部屋を出ると、二郎は待ち切れずスクロールを広げた。


ダニッジが笑う。


『覚えてしまえ。』


『術式は紙に残すものではない。』


『頭へ刻むものだ。』


二郎はスクロールへ魔力を流す。


羊皮紙に描かれた複雑な術式が赤く輝き始めた。


次の瞬間。


無数の文字が光となって二郎の頭へ吸い込まれていく。


「あっ!」


数秒後。


術式は完全に消え、羊皮紙は真っ白になった。


「消えた!」


『それでよい。

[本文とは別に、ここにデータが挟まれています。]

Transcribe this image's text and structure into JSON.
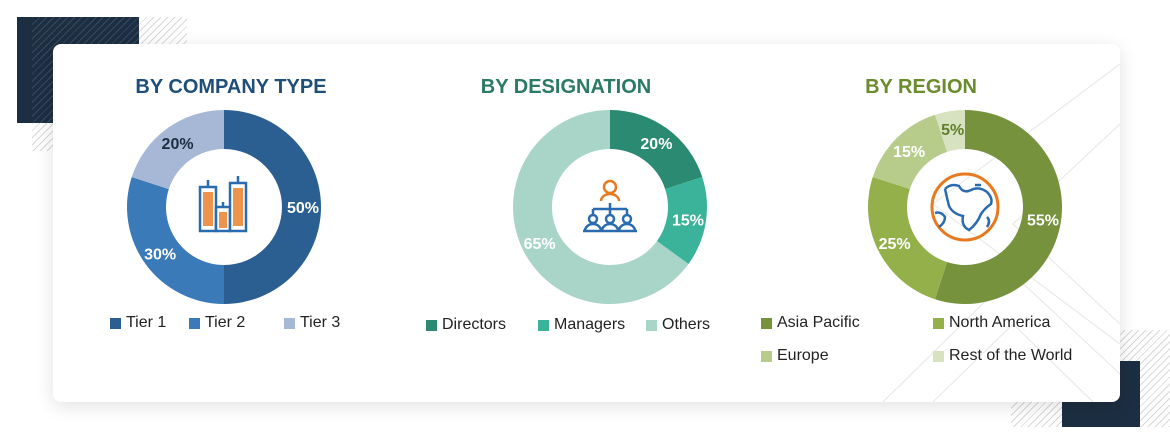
{
  "chart_data": [
    {
      "type": "pie",
      "title": "BY COMPANY TYPE",
      "title_color": "#1f4e79",
      "center_icon": "buildings-icon",
      "categories": [
        "Tier 1",
        "Tier 2",
        "Tier 3"
      ],
      "values": [
        50,
        30,
        20
      ],
      "labels": [
        "50%",
        "30%",
        "20%"
      ],
      "colors": [
        "#2b5f91",
        "#3a7ab8",
        "#a6b8d6"
      ],
      "label_colors": [
        "#ffffff",
        "#ffffff",
        "#1c2e42"
      ],
      "legend": "bottom"
    },
    {
      "type": "pie",
      "title": "BY DESIGNATION",
      "title_color": "#2a7a66",
      "center_icon": "team-hierarchy-icon",
      "categories": [
        "Directors",
        "Managers",
        "Others"
      ],
      "values": [
        20,
        15,
        65
      ],
      "labels": [
        "20%",
        "15%",
        "65%"
      ],
      "colors": [
        "#2a8a72",
        "#3bb39a",
        "#a8d5c8"
      ],
      "label_colors": [
        "#ffffff",
        "#ffffff",
        "#ffffff"
      ],
      "legend": "bottom"
    },
    {
      "type": "pie",
      "title": "BY REGION",
      "title_color": "#6a8c2c",
      "center_icon": "globe-icon",
      "categories": [
        "Asia Pacific",
        "North America",
        "Europe",
        "Rest of the World"
      ],
      "values": [
        55,
        25,
        15,
        5
      ],
      "labels": [
        "55%",
        "25%",
        "15%",
        "5%"
      ],
      "colors": [
        "#76923c",
        "#93b04a",
        "#b7cc8a",
        "#d6e2c0"
      ],
      "label_colors": [
        "#ffffff",
        "#ffffff",
        "#ffffff",
        "#5f7f2a"
      ],
      "legend": "bottom"
    }
  ]
}
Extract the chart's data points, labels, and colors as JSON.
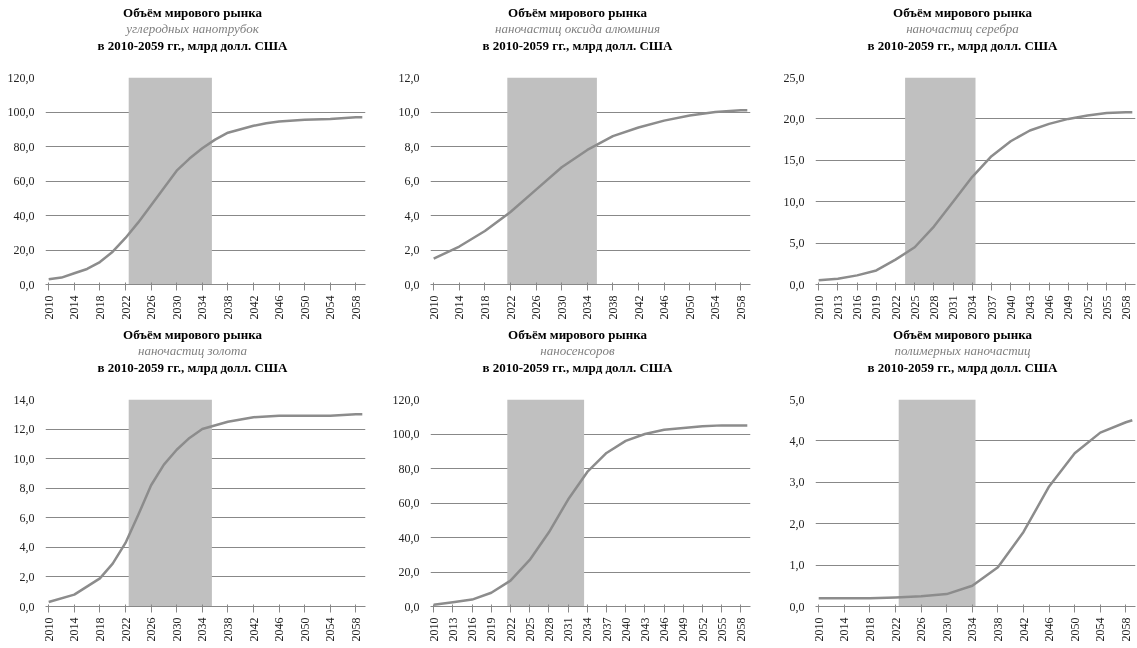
{
  "chart_data": [
    {
      "type": "line",
      "title": "Объём мирового рынка",
      "subtitle": "углеродных нанотрубок",
      "annotations": [
        "в 2010-2059 гг., млрд долл. США"
      ],
      "grid": "y",
      "xlim": [
        2009.5,
        2059.5
      ],
      "xticks": [
        2010,
        2014,
        2018,
        2022,
        2026,
        2030,
        2034,
        2038,
        2042,
        2046,
        2050,
        2054,
        2058
      ],
      "ylim": [
        0,
        120
      ],
      "yticks": [
        {
          "value": 0,
          "label": "0,0"
        },
        {
          "value": 20,
          "label": "20,0"
        },
        {
          "value": 40,
          "label": "40,0"
        },
        {
          "value": 60,
          "label": "60,0"
        },
        {
          "value": 80,
          "label": "80,0"
        },
        {
          "value": 100,
          "label": "100,0"
        },
        {
          "value": 120,
          "label": "120,0"
        }
      ],
      "bands": [
        {
          "axis": "x",
          "from": 2022.5,
          "to": 2035.5,
          "color": "#c0c0c0"
        }
      ],
      "series": [
        {
          "color": "#8c8c8c",
          "x": [
            2010,
            2012,
            2014,
            2016,
            2018,
            2020,
            2022,
            2024,
            2026,
            2028,
            2030,
            2032,
            2034,
            2036,
            2038,
            2040,
            2042,
            2044,
            2046,
            2050,
            2054,
            2058,
            2059
          ],
          "values": [
            3,
            4,
            6.5,
            9,
            13,
            19,
            27,
            36,
            46,
            56,
            66,
            73,
            79,
            84,
            88,
            90,
            92,
            93.5,
            94.5,
            95.5,
            96,
            97,
            97
          ]
        }
      ]
    },
    {
      "type": "line",
      "title": "Объём мирового рынка",
      "subtitle": "наночастиц оксида алюминия",
      "annotations": [
        "в 2010-2059 гг., млрд долл. США"
      ],
      "grid": "y",
      "xlim": [
        2009.5,
        2059.5
      ],
      "xticks": [
        2010,
        2014,
        2018,
        2022,
        2026,
        2030,
        2034,
        2038,
        2042,
        2046,
        2050,
        2054,
        2058
      ],
      "ylim": [
        0,
        12
      ],
      "yticks": [
        {
          "value": 0,
          "label": "0,0"
        },
        {
          "value": 2,
          "label": "2,0"
        },
        {
          "value": 4,
          "label": "4,0"
        },
        {
          "value": 6,
          "label": "6,0"
        },
        {
          "value": 8,
          "label": "8,0"
        },
        {
          "value": 10,
          "label": "10,0"
        },
        {
          "value": 12,
          "label": "12,0"
        }
      ],
      "bands": [
        {
          "axis": "x",
          "from": 2021.5,
          "to": 2035.5,
          "color": "#c0c0c0"
        }
      ],
      "series": [
        {
          "color": "#8c8c8c",
          "x": [
            2010,
            2014,
            2018,
            2022,
            2026,
            2030,
            2034,
            2038,
            2042,
            2046,
            2050,
            2054,
            2058,
            2059
          ],
          "values": [
            1.5,
            2.2,
            3.1,
            4.2,
            5.5,
            6.8,
            7.8,
            8.6,
            9.1,
            9.5,
            9.8,
            10.0,
            10.1,
            10.1
          ]
        }
      ]
    },
    {
      "type": "line",
      "title": "Объём мирового рынка",
      "subtitle": "наночастиц серебра",
      "annotations": [
        "в 2010-2059 гг., млрд долл. США"
      ],
      "grid": "y",
      "xlim": [
        2009.5,
        2059.5
      ],
      "xticks": [
        2010,
        2013,
        2016,
        2019,
        2022,
        2025,
        2028,
        2031,
        2034,
        2037,
        2040,
        2043,
        2046,
        2049,
        2052,
        2055,
        2058
      ],
      "ylim": [
        0,
        25
      ],
      "yticks": [
        {
          "value": 0,
          "label": "0,0"
        },
        {
          "value": 5,
          "label": "5,0"
        },
        {
          "value": 10,
          "label": "10,0"
        },
        {
          "value": 15,
          "label": "15,0"
        },
        {
          "value": 20,
          "label": "20,0"
        },
        {
          "value": 25,
          "label": "25,0"
        }
      ],
      "bands": [
        {
          "axis": "x",
          "from": 2023.5,
          "to": 2034.5,
          "color": "#c0c0c0"
        }
      ],
      "series": [
        {
          "color": "#8c8c8c",
          "x": [
            2010,
            2013,
            2016,
            2019,
            2022,
            2025,
            2028,
            2031,
            2034,
            2037,
            2040,
            2043,
            2046,
            2049,
            2052,
            2055,
            2058,
            2059
          ],
          "values": [
            0.5,
            0.7,
            1.1,
            1.7,
            3.0,
            4.5,
            7.0,
            10.0,
            13.0,
            15.5,
            17.3,
            18.6,
            19.4,
            20.0,
            20.4,
            20.7,
            20.8,
            20.8
          ]
        }
      ]
    },
    {
      "type": "line",
      "title": "Объём мирового рынка",
      "subtitle": "наночастиц золота",
      "annotations": [
        "в 2010-2059 гг., млрд долл. США"
      ],
      "grid": "y",
      "xlim": [
        2009.5,
        2059.5
      ],
      "xticks": [
        2010,
        2014,
        2018,
        2022,
        2026,
        2030,
        2034,
        2038,
        2042,
        2046,
        2050,
        2054,
        2058
      ],
      "ylim": [
        0,
        14
      ],
      "yticks": [
        {
          "value": 0,
          "label": "0,0"
        },
        {
          "value": 2,
          "label": "2,0"
        },
        {
          "value": 4,
          "label": "4,0"
        },
        {
          "value": 6,
          "label": "6,0"
        },
        {
          "value": 8,
          "label": "8,0"
        },
        {
          "value": 10,
          "label": "10,0"
        },
        {
          "value": 12,
          "label": "12,0"
        },
        {
          "value": 14,
          "label": "14,0"
        }
      ],
      "bands": [
        {
          "axis": "x",
          "from": 2022.5,
          "to": 2035.5,
          "color": "#c0c0c0"
        }
      ],
      "series": [
        {
          "color": "#8c8c8c",
          "x": [
            2010,
            2014,
            2018,
            2020,
            2022,
            2024,
            2026,
            2028,
            2030,
            2032,
            2034,
            2038,
            2042,
            2046,
            2050,
            2054,
            2058,
            2059
          ],
          "values": [
            0.3,
            0.8,
            1.9,
            2.9,
            4.3,
            6.2,
            8.2,
            9.6,
            10.6,
            11.4,
            12.0,
            12.5,
            12.8,
            12.9,
            12.9,
            12.9,
            13.0,
            13.0
          ]
        }
      ]
    },
    {
      "type": "line",
      "title": "Объём мирового рынка",
      "subtitle": "наносенсоров",
      "annotations": [
        "в 2010-2059 гг., млрд долл. США"
      ],
      "grid": "y",
      "xlim": [
        2009.5,
        2059.5
      ],
      "xticks": [
        2010,
        2013,
        2016,
        2019,
        2022,
        2025,
        2028,
        2031,
        2034,
        2037,
        2040,
        2043,
        2046,
        2049,
        2052,
        2055,
        2058
      ],
      "ylim": [
        0,
        120
      ],
      "yticks": [
        {
          "value": 0,
          "label": "0,0"
        },
        {
          "value": 20,
          "label": "20,0"
        },
        {
          "value": 40,
          "label": "40,0"
        },
        {
          "value": 60,
          "label": "60,0"
        },
        {
          "value": 80,
          "label": "80,0"
        },
        {
          "value": 100,
          "label": "100,0"
        },
        {
          "value": 120,
          "label": "120,0"
        }
      ],
      "bands": [
        {
          "axis": "x",
          "from": 2021.5,
          "to": 2033.5,
          "color": "#c0c0c0"
        }
      ],
      "series": [
        {
          "color": "#8c8c8c",
          "x": [
            2010,
            2013,
            2016,
            2019,
            2022,
            2025,
            2028,
            2031,
            2034,
            2037,
            2040,
            2043,
            2046,
            2049,
            2052,
            2055,
            2059
          ],
          "values": [
            1,
            2.5,
            4,
            8,
            15,
            27,
            43,
            62,
            78,
            89,
            96,
            100,
            102.5,
            103.5,
            104.5,
            105,
            105
          ]
        }
      ]
    },
    {
      "type": "line",
      "title": "Объём мирового рынка",
      "subtitle": "полимерных наночастиц",
      "annotations": [
        "в 2010-2059 гг., млрд долл. США"
      ],
      "grid": "y",
      "xlim": [
        2009.5,
        2059.5
      ],
      "xticks": [
        2010,
        2014,
        2018,
        2022,
        2026,
        2030,
        2034,
        2038,
        2042,
        2046,
        2050,
        2054,
        2058
      ],
      "ylim": [
        0,
        5
      ],
      "yticks": [
        {
          "value": 0,
          "label": "0,0"
        },
        {
          "value": 1,
          "label": "1,0"
        },
        {
          "value": 2,
          "label": "2,0"
        },
        {
          "value": 3,
          "label": "3,0"
        },
        {
          "value": 4,
          "label": "4,0"
        },
        {
          "value": 5,
          "label": "5,0"
        }
      ],
      "bands": [
        {
          "axis": "x",
          "from": 2022.5,
          "to": 2034.5,
          "color": "#c0c0c0"
        }
      ],
      "series": [
        {
          "color": "#8c8c8c",
          "x": [
            2010,
            2018,
            2022,
            2026,
            2030,
            2034,
            2038,
            2042,
            2046,
            2050,
            2054,
            2058,
            2059
          ],
          "values": [
            0.2,
            0.2,
            0.22,
            0.25,
            0.3,
            0.5,
            0.95,
            1.8,
            2.9,
            3.7,
            4.2,
            4.45,
            4.5
          ]
        }
      ]
    }
  ]
}
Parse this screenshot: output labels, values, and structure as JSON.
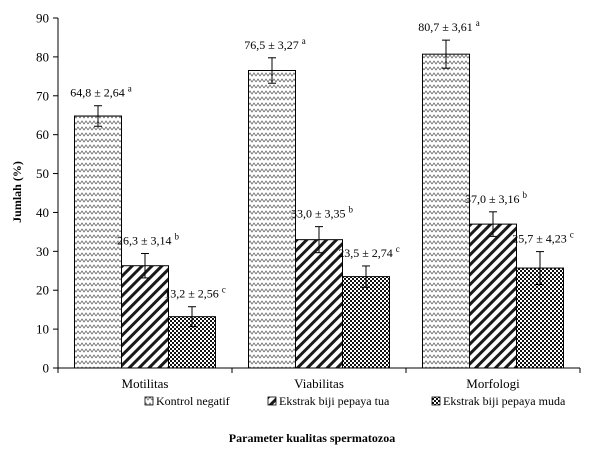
{
  "chart_data": {
    "type": "bar",
    "title": "",
    "xlabel": "Parameter kualitas spermatozoa",
    "ylabel": "Jumlah (%)",
    "ylim": [
      0,
      90
    ],
    "yticks": [
      0,
      10,
      20,
      30,
      40,
      50,
      60,
      70,
      80,
      90
    ],
    "grid": false,
    "legend_position": "bottom",
    "categories": [
      "Motilitas",
      "Viabilitas",
      "Morfologi"
    ],
    "series": [
      {
        "name": "Kontrol negatif",
        "pattern": "zigzag",
        "values": [
          64.8,
          76.5,
          80.7
        ],
        "errors": [
          2.64,
          3.27,
          3.61
        ],
        "labels": [
          "64,8 ± 2,64",
          "76,5 ± 3,27",
          "80,7 ± 3,61"
        ],
        "superscripts": [
          "a",
          "a",
          "a"
        ]
      },
      {
        "name": "Ekstrak biji pepaya tua",
        "pattern": "diagonal",
        "values": [
          26.3,
          33.0,
          37.0
        ],
        "errors": [
          3.14,
          3.35,
          3.16
        ],
        "labels": [
          "26,3 ± 3,14",
          "33,0 ± 3,35",
          "37,0 ± 3,16"
        ],
        "superscripts": [
          "b",
          "b",
          "b"
        ]
      },
      {
        "name": "Ekstrak biji pepaya muda",
        "pattern": "checker",
        "values": [
          13.2,
          23.5,
          25.7
        ],
        "errors": [
          2.56,
          2.74,
          4.23
        ],
        "labels": [
          "13,2 ± 2,56",
          "23,5 ± 2,74",
          "25,7 ± 4,23"
        ],
        "superscripts": [
          "c",
          "c",
          "c"
        ]
      }
    ]
  }
}
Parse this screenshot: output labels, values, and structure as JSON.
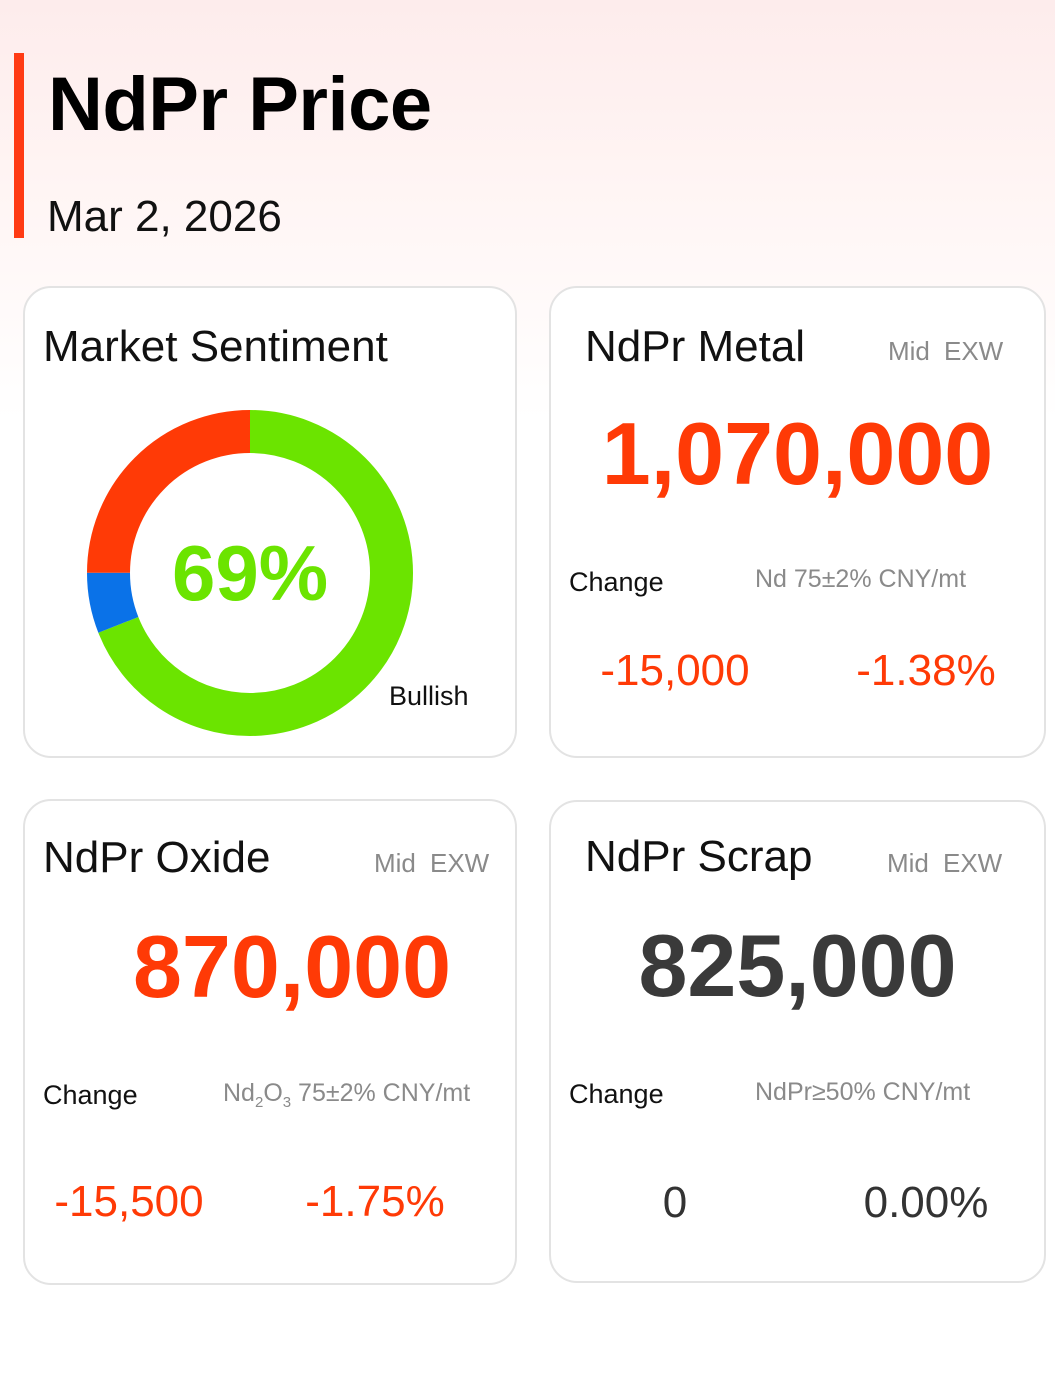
{
  "header": {
    "title": "NdPr Price",
    "date": "Mar 2, 2026",
    "accent_color": "#ff3b14"
  },
  "sentiment": {
    "title": "Market Sentiment",
    "percent_label": "69%",
    "label": "Bullish",
    "segments": [
      {
        "name": "bullish",
        "percent": 69,
        "color": "#6be400"
      },
      {
        "name": "neutral",
        "percent": 6,
        "color": "#0a72e8"
      },
      {
        "name": "bearish",
        "percent": 25,
        "color": "#ff3a06"
      }
    ]
  },
  "cards": {
    "metal": {
      "title": "NdPr Metal",
      "tag1": "Mid",
      "tag2": "EXW",
      "price": "1,070,000",
      "price_color": "#ff3a06",
      "change_label": "Change",
      "spec": "Nd 75±2% CNY/mt",
      "change_abs": "-15,000",
      "change_pct": "-1.38%",
      "change_color": "#ff3a06"
    },
    "oxide": {
      "title": "NdPr Oxide",
      "tag1": "Mid",
      "tag2": "EXW",
      "price": "870,000",
      "price_color": "#ff3a06",
      "change_label": "Change",
      "spec_prefix": "Nd",
      "spec_sub1": "2",
      "spec_mid": "O",
      "spec_sub2": "3",
      "spec_suffix": " 75±2% CNY/mt",
      "change_abs": "-15,500",
      "change_pct": "-1.75%",
      "change_color": "#ff3a06"
    },
    "scrap": {
      "title": "NdPr Scrap",
      "tag1": "Mid",
      "tag2": "EXW",
      "price": "825,000",
      "price_color": "#3a3a3a",
      "change_label": "Change",
      "spec": "NdPr≥50% CNY/mt",
      "change_abs": "0",
      "change_pct": "0.00%",
      "change_color": "#333333"
    }
  }
}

』


『術式は記憶へ刻まれた。』


『もう忘れることはない。』


二郎は目を閉じる。


頭の中には鮮明な火炎符呪術式が浮かんでいた。


「すごい……。」


「これで火属性符呪が作れる。」


『また一つ、お前の武器が増えたな。』



その日の午後。


林が軽トラックを車庫から出してきた。


「荷物を積みましょう。」


「お願いします。」


二郎は自室へ戻り、荷造りを始める。


符呪台。


初めて作った火かき棒。


火炎符呪術式を書き留めた研究ノート。


極小型魔力電池シリンダー三本。


簡易ベッド。


小型冷蔵庫。


毛布。


衣類。


作業着。


安全靴。


スニーカー。


投げナイフ三本。


スリングショット。


予備の鉄球。


工具箱。


リュック。


ショルダーバッグ。


ベルトポーチ。


一つひとつ確認しながら箱へ詰めていく。


最後に電動三輪自転車を荷台へ積み込み、林が手際よくロープで固定した。


「これで大丈夫です。」


「ありがとうございます。」


二郎は住み慣れた屋敷を見回した。


一年。


短いようで長い時間だった。


何もできなかった自分を、ここまで育ててくれた場所。


猪俣が近づき、小さなお弁当包みを差し出す。


「道中でお召し上がりください。」


「料理長・角田が腕によりをかけて作りました。」


「ありがとうございます。」


岸本は豪快に笑う。


「八王子でも体は鍛えろよ!」


「山は逃げないからな!」


林は敬礼する。


「訓練は終わりました。」


「ですが、鍛錬に終わりはありません。」


「毎日少しずつでも続けてください。」


「はい!」


薫子も屋敷の玄関まで見送りに来ていた。


「二郎。」


「困った時は一人で抱え込まず、いつでも戻ってきなさい。」


「ここはあなたの家です。」


その一言に、二郎は少しだけ目頭が熱くなった。


「……はい。」


深く頭を下げる。


「行ってきます。」


「行ってらっしゃい。」


八木家の人々が静かに見送る中、軽トラックはゆっくりと屋敷の門をくぐった。


奥多摩の山々が少しずつ遠ざかっていく。


助手席でダニッジが静かに呟く。


『ここからがお前の本当の人生だ。』


『生活費も、自分で稼ぐ。』


『武器も、自分で作る。』


『魔物とも戦う。』


『そして、いつの日か父上の導きを受けることになる。』


二郎は窓の外へ広がる景色を見つめ、小さく頷いた。


「もう迷わない。」


「この世界で生きていく。」


軽トラックは奥多摩を後にし、八王子の街へ向かって走り続ける。


八木二郎、六歳。


探索者としての新たな人生が、いま幕を開けた。